I set off towards the noise, trusting the insects to guide my footsteps. Before me they scuttled, large and golden, their black eyes gleaming with strange intelligence. Back and forth the trail wound through a maze of chambers and corridors. Many a supple form stirred at my approach. But my feet did not stray from the path.

Presently I stepped forth into a chamber in the likeness of a temple. My eyes saw gleaming mosaicry; thrusting white pilasters. The scene was quiet. And in its quiet was a frisson of dread; the sense of a scene interrupted. My hand went clumsily to the pommel of my blade.

About the shallow pool in the chamber’s centre wine-cups were scattered, and around these, a knot of wet footprints; the impression of sudden flight. At the room’s far end a garden could be glimpsed between ivy-bound columns, from which the sounds of whispering could be heard. And in the far corner, on a veiled divan flanked by two marble statues in the likeness of hoplites, was another strange sight: a naked figure, tough and wiry, struggling against the enormous serpents that bound his arms and legs.

As I drew reluctantly nearer, the man looked up with wild eyes and I recognised the knotted features of Nabis.

My mouth was a deathly grimace. My voice shook, every sense alert for danger.
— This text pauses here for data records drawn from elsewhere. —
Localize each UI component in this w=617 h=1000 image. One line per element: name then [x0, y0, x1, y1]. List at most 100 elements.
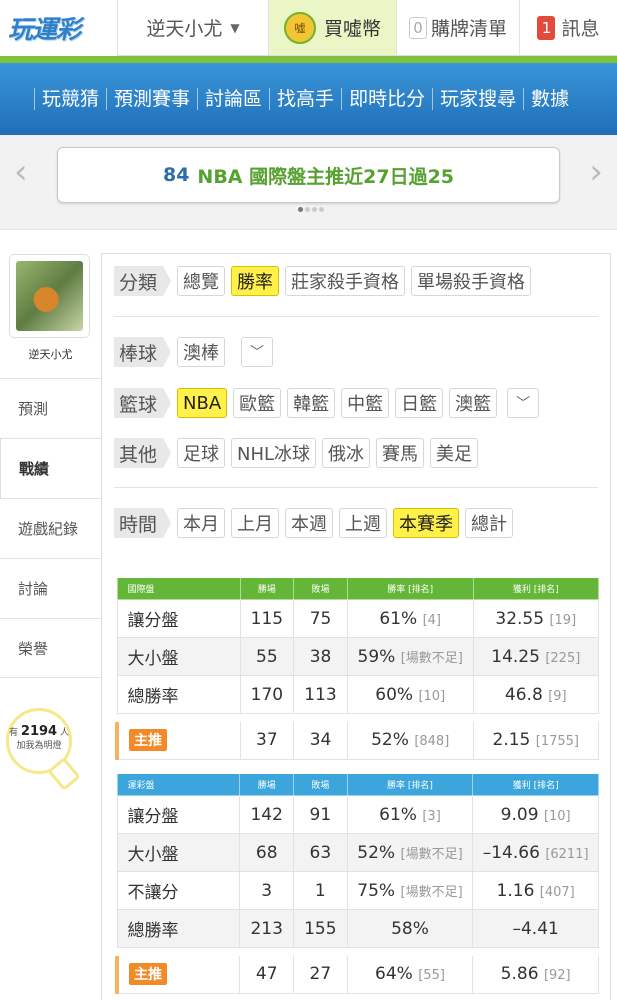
row-label-cell: 主推 — [115, 955, 241, 994]
main-pick-row: 主推 47 27 64% [55] 5.86 [92] — [115, 955, 599, 994]
carousel-dot[interactable] — [298, 207, 303, 212]
profit: 32.55 — [495, 608, 545, 629]
win-rate-cell: 52% [場數不足] — [346, 833, 474, 872]
column-header: 勝場 — [239, 773, 295, 796]
rank: [225] — [545, 650, 581, 666]
chip-total[interactable]: 總計 — [465, 508, 514, 538]
chip-bookie-killer[interactable]: 莊家殺手資格 — [285, 266, 406, 296]
chip-win-rate[interactable]: 勝率 — [231, 266, 280, 296]
chevron-left-icon[interactable]: ‹ — [14, 155, 28, 189]
carousel-dot[interactable] — [305, 207, 310, 212]
profit-cell: –14.66 [6211] — [472, 833, 599, 872]
chip-last-week[interactable]: 上週 — [339, 508, 388, 538]
chip-this-season[interactable]: 本賽季 — [393, 508, 460, 538]
chip-nba[interactable]: NBA — [177, 388, 228, 418]
win-rate-cell: 58% — [346, 909, 474, 948]
chip-euro-basketball[interactable]: 歐籃 — [233, 388, 282, 418]
chip-khl[interactable]: 俄冰 — [322, 438, 371, 468]
chip-nhl[interactable]: NHL冰球 — [231, 438, 317, 468]
column-header: 國際盤 — [116, 577, 241, 600]
sidebar-item-record[interactable]: 戰績 — [0, 438, 103, 498]
nav-item-player-search[interactable]: 玩家搜尋 — [432, 88, 523, 110]
coin-icon: 噓 — [283, 11, 316, 44]
chip-soccer[interactable]: 足球 — [177, 438, 226, 468]
divider — [114, 316, 598, 317]
win-count: 115 — [239, 599, 295, 638]
chip-korea-basketball[interactable]: 韓籃 — [287, 388, 336, 418]
chevron-down-icon[interactable]: ﹀ — [507, 388, 540, 418]
nav-item-guess[interactable]: 玩競猜 — [34, 88, 106, 110]
chevron-down-icon[interactable]: ﹀ — [241, 337, 274, 367]
avatar-image — [16, 261, 83, 331]
time-label: 時間 — [114, 508, 172, 538]
column-header: 運彩盤 — [116, 773, 241, 796]
category-filter: 分類 總覽 勝率 莊家殺手資格 單場殺手資格 — [114, 266, 532, 296]
profit: 5.86 — [500, 964, 539, 985]
sidebar-item-discuss[interactable]: 討論 — [0, 558, 101, 618]
rank: [848] — [414, 734, 450, 750]
chip-abl[interactable]: 澳棒 — [177, 337, 226, 367]
win-rate-cell: 61% [4] — [346, 599, 474, 638]
win-rate: 60% — [375, 684, 414, 705]
win-count: 213 — [239, 909, 295, 948]
profit: –14.66 — [482, 842, 540, 863]
win-rate-cell: 75% [場數不足] — [346, 871, 474, 910]
loss-count: 34 — [293, 721, 348, 760]
profit: 1.16 — [496, 880, 535, 901]
win-rate: 59% — [357, 646, 396, 667]
profit-cell: 9.09 [10] — [472, 795, 599, 834]
sidebar-item-predict[interactable]: 預測 — [0, 378, 101, 438]
sidebar-item-game-log[interactable]: 遊戲紀錄 — [0, 498, 101, 558]
messages-button[interactable]: 1 訊息 — [520, 0, 617, 55]
loss-count: 38 — [293, 637, 348, 676]
chip-china-basketball[interactable]: 中籃 — [341, 388, 390, 418]
rank: [10] — [543, 808, 571, 824]
carousel-dot[interactable] — [319, 207, 324, 212]
win-count: 37 — [239, 721, 295, 760]
cart-count: 0 — [408, 16, 427, 39]
buy-coin-button[interactable]: 噓買噓幣 — [269, 0, 397, 55]
chip-australia-basketball[interactable]: 澳籃 — [449, 388, 498, 418]
spacer-cell — [117, 714, 599, 722]
nav-item-forum[interactable]: 討論區 — [197, 88, 269, 110]
rank: [55] — [418, 968, 445, 984]
win-count: 47 — [239, 955, 295, 994]
chip-this-month[interactable]: 本月 — [177, 508, 226, 538]
chip-last-month[interactable]: 上月 — [231, 508, 280, 538]
nav-item-experts[interactable]: 找高手 — [269, 88, 341, 110]
chip-american-football[interactable]: 美足 — [430, 438, 479, 468]
nav-item-predict[interactable]: 預測賽事 — [106, 88, 197, 110]
user-menu[interactable]: 逆天小尤 ▼ — [118, 0, 269, 55]
accent-band — [0, 56, 617, 63]
table-header-row: 運彩盤 勝場 敗場 勝率 [排名] 獲利 [排名] — [116, 773, 599, 796]
table-header-row: 國際盤 勝場 敗場 勝率 [排名] 獲利 [排名] — [116, 577, 600, 600]
nav-item-livescore[interactable]: 即時比分 — [341, 88, 432, 110]
row-label: 不讓分 — [116, 871, 241, 910]
chip-this-week[interactable]: 本週 — [285, 508, 334, 538]
rank: [場數不足] — [400, 650, 463, 666]
sidebar-item-honor[interactable]: 榮譽 — [0, 618, 101, 678]
promo-card[interactable]: 84 NBA 國際盤主推近27日過25 — [57, 147, 560, 203]
row-label-cell: 主推 — [114, 721, 241, 760]
site-logo[interactable]: 玩運彩 — [0, 0, 118, 56]
chip-single-killer[interactable]: 單場殺手資格 — [411, 266, 532, 296]
table-row: 不讓分 3 1 75% [場數不足] 1.16 [407] — [116, 871, 599, 910]
column-header: 勝率 [排名] — [346, 577, 474, 600]
loss-count: 27 — [293, 955, 348, 994]
chip-overview[interactable]: 總覽 — [177, 266, 226, 296]
follow-lightbulb-button[interactable]: 有 2194 人 加我為明燈 — [6, 708, 81, 792]
profit-cell: –4.41 — [472, 909, 599, 948]
cart-button[interactable]: 0 購牌清單 — [397, 0, 520, 55]
nav-item-stats[interactable]: 數據 — [523, 88, 576, 110]
carousel-dot[interactable] — [312, 207, 317, 212]
row-spacer — [117, 948, 599, 956]
main-pick-badge: 主推 — [129, 963, 167, 986]
avatar[interactable] — [9, 254, 90, 338]
chip-horse-racing[interactable]: 賽馬 — [376, 438, 425, 468]
chevron-right-icon[interactable]: › — [589, 155, 603, 189]
chip-japan-basketball[interactable]: 日籃 — [395, 388, 444, 418]
profile-username: 逆天小尤 — [28, 348, 73, 361]
loss-count: 91 — [293, 795, 348, 834]
win-rate-cell: 64% [55] — [346, 955, 474, 994]
column-header: 勝場 — [239, 577, 295, 600]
“Ariadne’s instructions were quite clear, Prince Of Sparta. We were not to stray from the golden thread.”

Nabis licked his lips, unheeding of my words.

“Theseus!” He gasped, a crown of olive-leaves tumbling from his head. “Thank the gods! My brother, you must help me! Those damned harpies ensorcelled me! Quick, get these things off me and let us away!”
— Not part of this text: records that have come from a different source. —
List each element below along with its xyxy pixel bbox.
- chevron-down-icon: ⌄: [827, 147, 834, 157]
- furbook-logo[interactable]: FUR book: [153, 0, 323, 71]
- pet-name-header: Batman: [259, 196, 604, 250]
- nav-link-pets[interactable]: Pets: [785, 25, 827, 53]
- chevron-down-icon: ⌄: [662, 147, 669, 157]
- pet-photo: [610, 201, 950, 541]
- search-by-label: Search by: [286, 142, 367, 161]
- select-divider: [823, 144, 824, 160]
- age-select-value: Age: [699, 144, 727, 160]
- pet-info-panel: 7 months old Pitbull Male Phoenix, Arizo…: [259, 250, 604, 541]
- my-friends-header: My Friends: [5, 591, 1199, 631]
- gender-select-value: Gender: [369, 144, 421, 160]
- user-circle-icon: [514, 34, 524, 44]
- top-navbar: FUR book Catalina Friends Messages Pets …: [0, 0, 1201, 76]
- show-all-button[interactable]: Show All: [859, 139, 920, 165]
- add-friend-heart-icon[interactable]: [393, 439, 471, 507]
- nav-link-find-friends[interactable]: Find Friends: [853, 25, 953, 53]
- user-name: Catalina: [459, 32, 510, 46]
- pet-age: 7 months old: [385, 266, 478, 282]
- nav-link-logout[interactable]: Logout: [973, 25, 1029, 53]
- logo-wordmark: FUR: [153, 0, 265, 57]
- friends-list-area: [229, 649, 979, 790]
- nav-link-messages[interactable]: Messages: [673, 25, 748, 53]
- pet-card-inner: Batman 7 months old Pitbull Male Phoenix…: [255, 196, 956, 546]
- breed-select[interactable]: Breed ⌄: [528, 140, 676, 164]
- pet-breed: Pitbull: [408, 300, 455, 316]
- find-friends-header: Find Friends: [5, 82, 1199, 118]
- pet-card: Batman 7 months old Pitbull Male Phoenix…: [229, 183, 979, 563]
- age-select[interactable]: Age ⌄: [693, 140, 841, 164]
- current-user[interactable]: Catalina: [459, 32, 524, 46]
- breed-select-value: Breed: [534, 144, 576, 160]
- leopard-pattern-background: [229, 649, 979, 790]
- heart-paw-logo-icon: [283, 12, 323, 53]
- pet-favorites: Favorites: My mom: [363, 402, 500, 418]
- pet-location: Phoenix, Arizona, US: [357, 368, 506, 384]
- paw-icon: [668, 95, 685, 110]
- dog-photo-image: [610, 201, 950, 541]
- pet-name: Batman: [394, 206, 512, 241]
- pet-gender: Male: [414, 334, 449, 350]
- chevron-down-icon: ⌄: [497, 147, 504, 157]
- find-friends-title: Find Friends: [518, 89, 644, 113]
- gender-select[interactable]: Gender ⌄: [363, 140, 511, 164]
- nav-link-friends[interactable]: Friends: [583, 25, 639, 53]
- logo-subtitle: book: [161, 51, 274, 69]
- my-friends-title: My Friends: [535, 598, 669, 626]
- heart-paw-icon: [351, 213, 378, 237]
I looked dubiously at the snakes that bound the Spartan’s limbs: thick-bodied emerald serpents, their amber eyes gleaming with malign intelligence as they squirmed and coiled about his wrists; to either side of him the statues stood in attitudes of pent fury, swords tightly clutched in their hands, their expressions and tensed muscles oddly lifelike; as I extended a trembling hand forwards, both the serpents and statues alike seemed to follow my movements closely.

I withdrew my hand slowly.

“Theseus!” The Prince urged desperately. “Theseus, you must be quick! Before they come back-!”

I took a step backwards, terror and shame coiling in my guts. The snakes seemed to relax; the statues appeared somehow less threatening. While the stricken Nabis watched me, my eyes went to the wet footprints and overturned wine-cups of the chamber floor; from the garden, the rustle of approaching footsteps could be heard.

I loosened my sword in its scabbard, prepared to spring at any moment.

“I am sorry, Nabis.” I muttered, edging away from the divan. “But it’s your sister I came to rescue. And I have no stomach to meddle in the justice of the gods.”

“Coward! Athenian dog!” The Prince of Sparta roared suddenly, his every muscle straining against his bonds. “I swear by my father’s throne, I’ll-”

But his threats dwindled to a strangled gasp, his face slackening in terror; from between two ivoried columns a woman had appeared, her expression imperious, an emerald green python entwined about her nude form. Her hair was fair and lustrous, her skin as pale as marble. And in her eyes, blazing and terrible, lay all the power of the cosmos.

I bowed deeply, quick to avert my gaze.

“My Lady, I’m sorry!” Nabis shrieked. “Forgive me! Please! I was only making sport with your nymphs-!”

My sword was sheathed. I stepped silently aside while the Prince babbled his excuses. On the tiled floor, I noticed the trail of golden ants as they filed towards a far doorway, the empty wine-goblets now held above their heads. Stepping quickly away, I passed through the portal and broke into a sprint, racing through several twists of the corridor. Doorways flashed past on either side, weird scenes and seductive motions suggesting themselves as I ran. But my senses knew only terror. In a few moments I burst into another chamber, empty but for the well at its centre and I stopped to catch my breath, my teeth on edge as Nabis’ shrieks echoed down the passage.

From somewhere ahead, as though in reply, came the roar of the Minotaur, its voice filled with all the misery and rage of hades. And undercutting this sound, I heard the screams of the surviving captives, my beloved’s voice among them.

The memory of Nabis’ face swam before me, its eyes wide with terror. I pushed it away with a sob. Drawing my sword, I set forth to meet my doom.